Mais si la fête s'organise autour de la Tauromachie, c'est à l'inspiration
artistique personnelle de grandes signatures que Béziers demande de marquer
chacune de ses Feria.
De 1996 à 2000, ce fut le peintre colombien BOTERO pour une série d’affiches qui
sont aujourd’hui de véritables pièces de collection.
En 2001, ce fut le Sétois Robert COMBAS; en 2002 et 2003, Christian LACROIX ; en
2004, Inès DE LA FRESSANGE; en 2005, un illustrateur, Hyppolite ROMAIN. En 2006
ce fut l'oeuvre d'un grand torero espagnol et peintre en renom, Luis Francisco
ESPLA.
Enfin, en 2007, Béziers célébrait le 60e anniversaire de la disparition du plus
fameux torero de tous les temps, Manolete à travers le cliché “historique” du
photographe taurin Francisco CANO.
Avec la création de Marithé et François GIRBAUD, cette année, Béziers renoue
avec une signature de prestige dans le monde de la mode. Inventeurs du “Dénim”
délavé, ces anciens hippies et peace and love des années 60 sont devenus Girbow
(aux USA) ou Mawité (Afrique) et dans le monde entier Seeds of Peace.

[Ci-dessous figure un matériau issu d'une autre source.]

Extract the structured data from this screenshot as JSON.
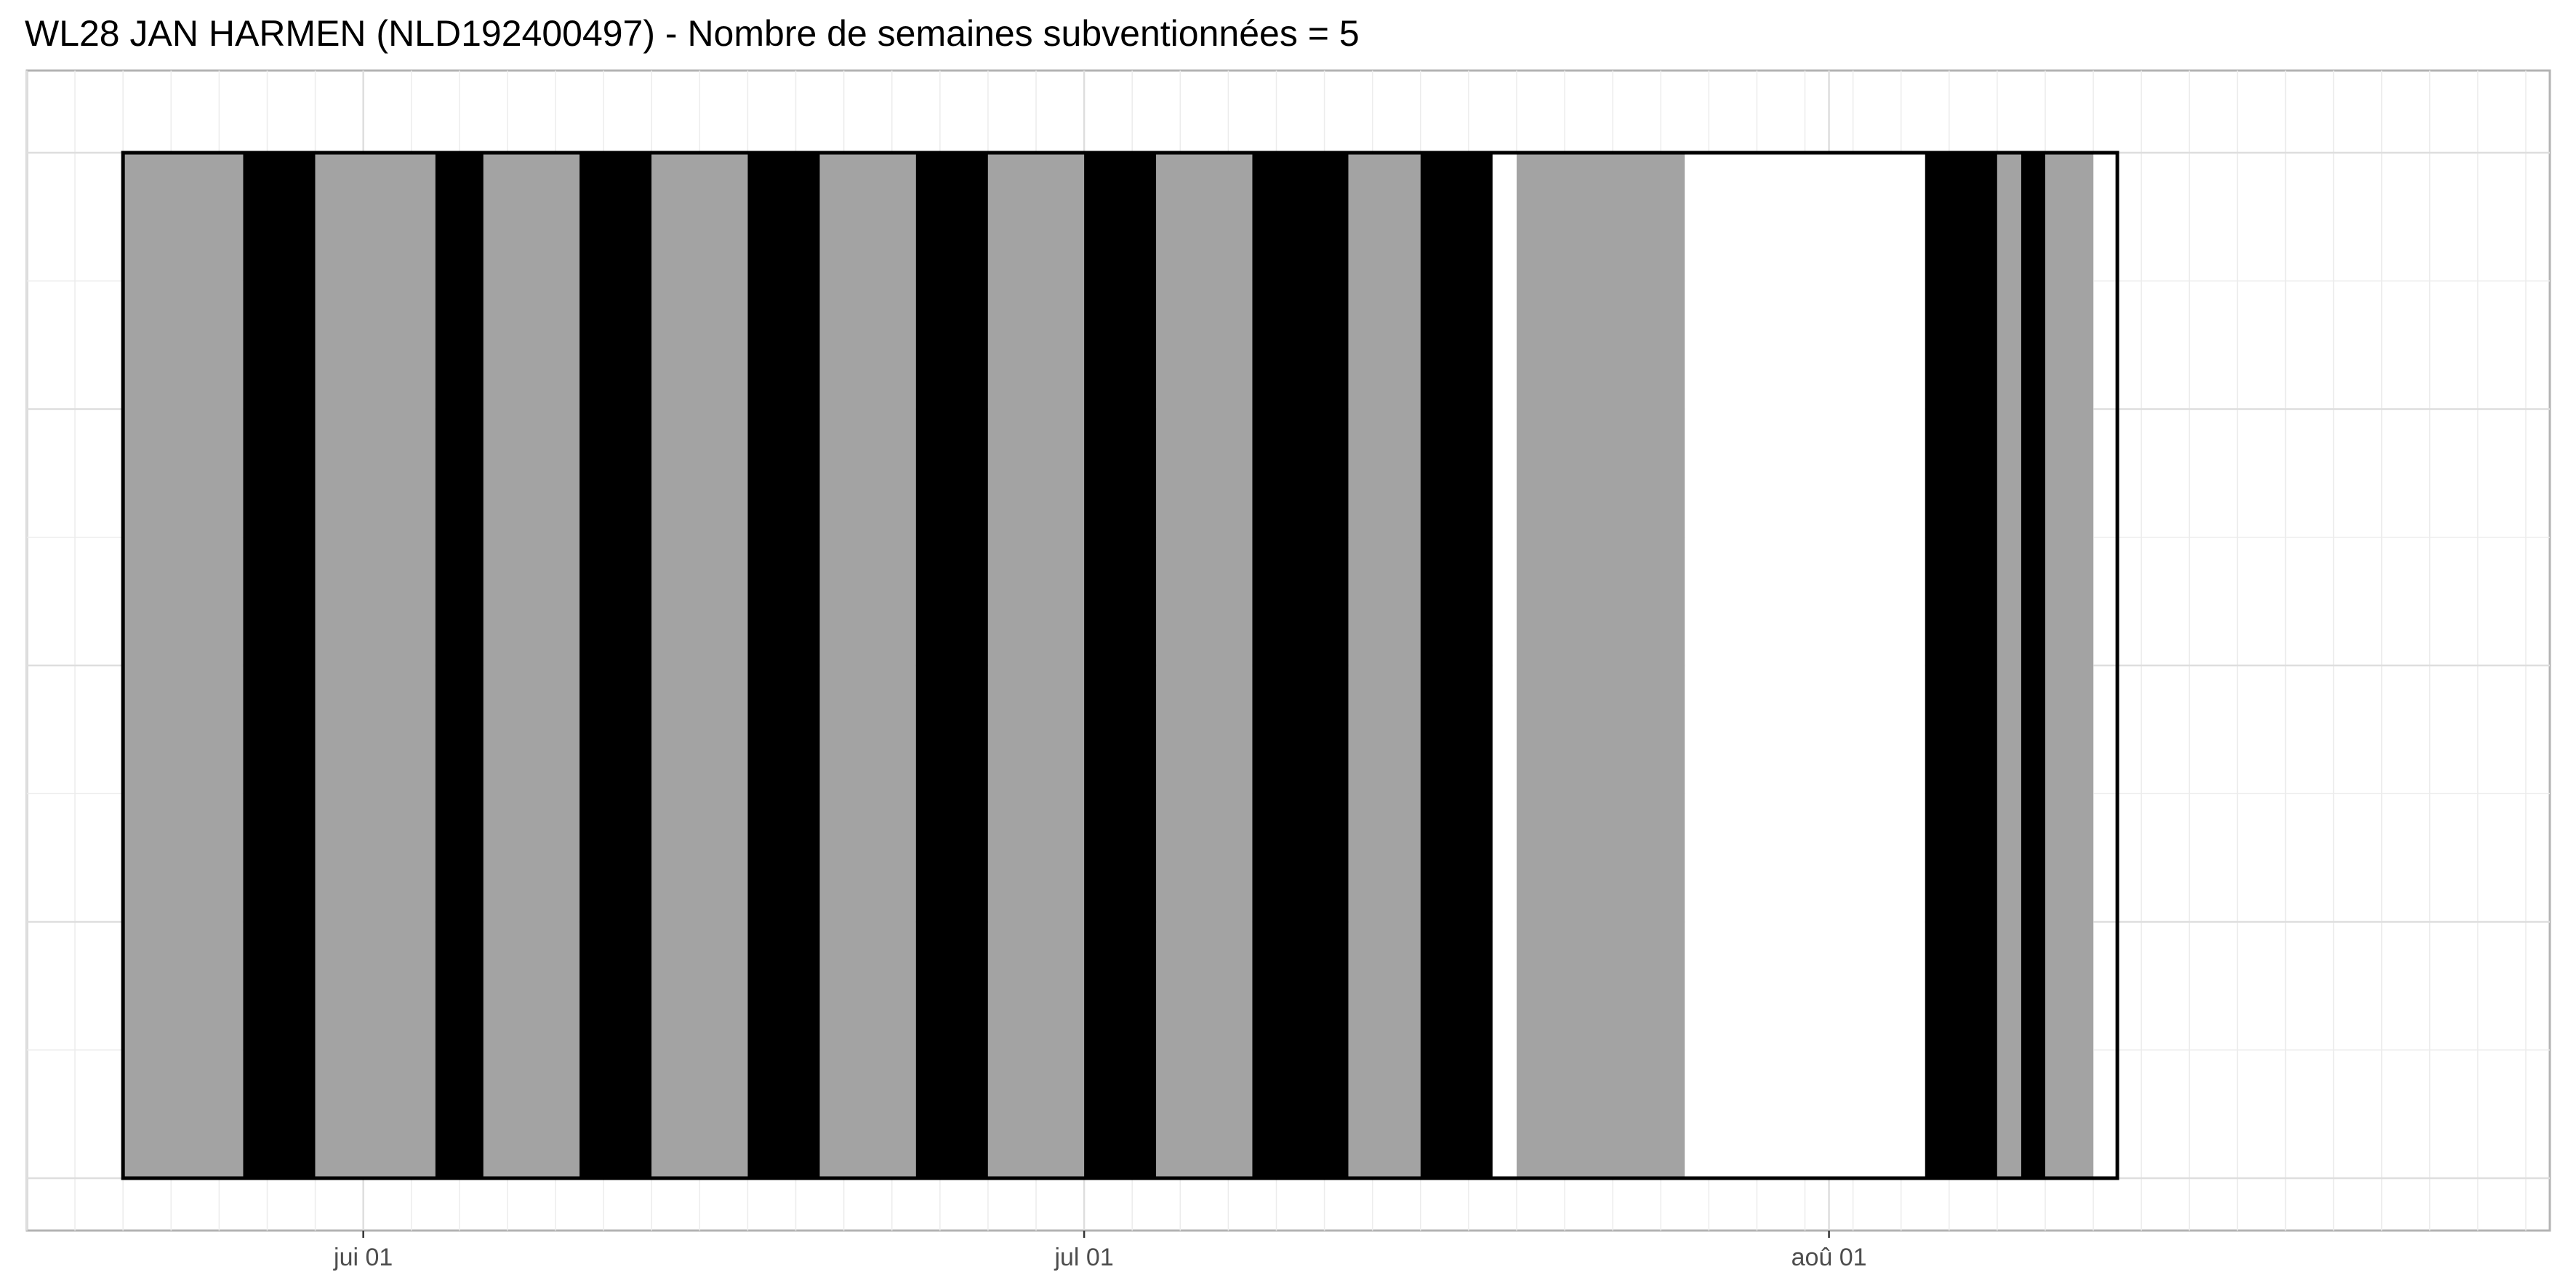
{
  "chart_data": {
    "type": "bar",
    "title": "WL28 JAN HARMEN (NLD192400497) - Nombre de semaines subventionnées = 5",
    "xlabel": "",
    "ylabel": "",
    "x_axis": {
      "kind": "date",
      "range": [
        "2024-05-18",
        "2024-08-31"
      ],
      "ticks": [
        {
          "date": "2024-06-01",
          "label": "jui 01"
        },
        {
          "date": "2024-07-01",
          "label": "jul 01"
        },
        {
          "date": "2024-08-01",
          "label": "aoû 01"
        }
      ]
    },
    "grid": true,
    "legend": "none",
    "colors": {
      "gray": "#a3a3a3",
      "black": "#000000",
      "white": "#ffffff",
      "frame": "#000000"
    },
    "outline": {
      "start": "2024-05-22",
      "end": "2024-08-13"
    },
    "segments": [
      {
        "start": "2024-05-22",
        "end": "2024-05-27",
        "fill": "gray"
      },
      {
        "start": "2024-05-27",
        "end": "2024-05-30",
        "fill": "black"
      },
      {
        "start": "2024-05-30",
        "end": "2024-06-04",
        "fill": "gray"
      },
      {
        "start": "2024-06-04",
        "end": "2024-06-06",
        "fill": "black"
      },
      {
        "start": "2024-06-06",
        "end": "2024-06-10",
        "fill": "gray"
      },
      {
        "start": "2024-06-10",
        "end": "2024-06-13",
        "fill": "black"
      },
      {
        "start": "2024-06-13",
        "end": "2024-06-17",
        "fill": "gray"
      },
      {
        "start": "2024-06-17",
        "end": "2024-06-20",
        "fill": "black"
      },
      {
        "start": "2024-06-20",
        "end": "2024-06-24",
        "fill": "gray"
      },
      {
        "start": "2024-06-24",
        "end": "2024-06-27",
        "fill": "black"
      },
      {
        "start": "2024-06-27",
        "end": "2024-07-01",
        "fill": "gray"
      },
      {
        "start": "2024-07-01",
        "end": "2024-07-04",
        "fill": "black"
      },
      {
        "start": "2024-07-04",
        "end": "2024-07-08",
        "fill": "gray"
      },
      {
        "start": "2024-07-08",
        "end": "2024-07-12",
        "fill": "black"
      },
      {
        "start": "2024-07-12",
        "end": "2024-07-15",
        "fill": "gray"
      },
      {
        "start": "2024-07-15",
        "end": "2024-07-18",
        "fill": "black"
      },
      {
        "start": "2024-07-18",
        "end": "2024-07-19",
        "fill": "white"
      },
      {
        "start": "2024-07-19",
        "end": "2024-07-26",
        "fill": "gray"
      },
      {
        "start": "2024-07-26",
        "end": "2024-08-05",
        "fill": "white"
      },
      {
        "start": "2024-08-05",
        "end": "2024-08-08",
        "fill": "black"
      },
      {
        "start": "2024-08-08",
        "end": "2024-08-09",
        "fill": "gray"
      },
      {
        "start": "2024-08-09",
        "end": "2024-08-10",
        "fill": "black"
      },
      {
        "start": "2024-08-10",
        "end": "2024-08-12",
        "fill": "gray"
      }
    ]
  }
}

On se souvient de leur version “scandaleuse” - pour certains - en 2005, de la
Cène de Léonard de Vinci. Version très féministe et artistique, mais pas
outrageante.
François Girbaud nous parle de son affiche...
“La première fois que j’ai passé le "Poussarou" en venant de MAZAMET, je
n'imaginais pas être sollicité un jour pour dessiner l'affiche de la Feria où
j'ai vu mon premier taureau. J’ai appris à courir l'Enciero et le Raset, là,
dans les petites arènes de ce qui allait devenir mon premier terrain de jeu
d'adolescent. J'ai branché ma guitare électrique pour défier tous les "Cavaliers
du ciel", et un jour je suis parti pour les Amériques.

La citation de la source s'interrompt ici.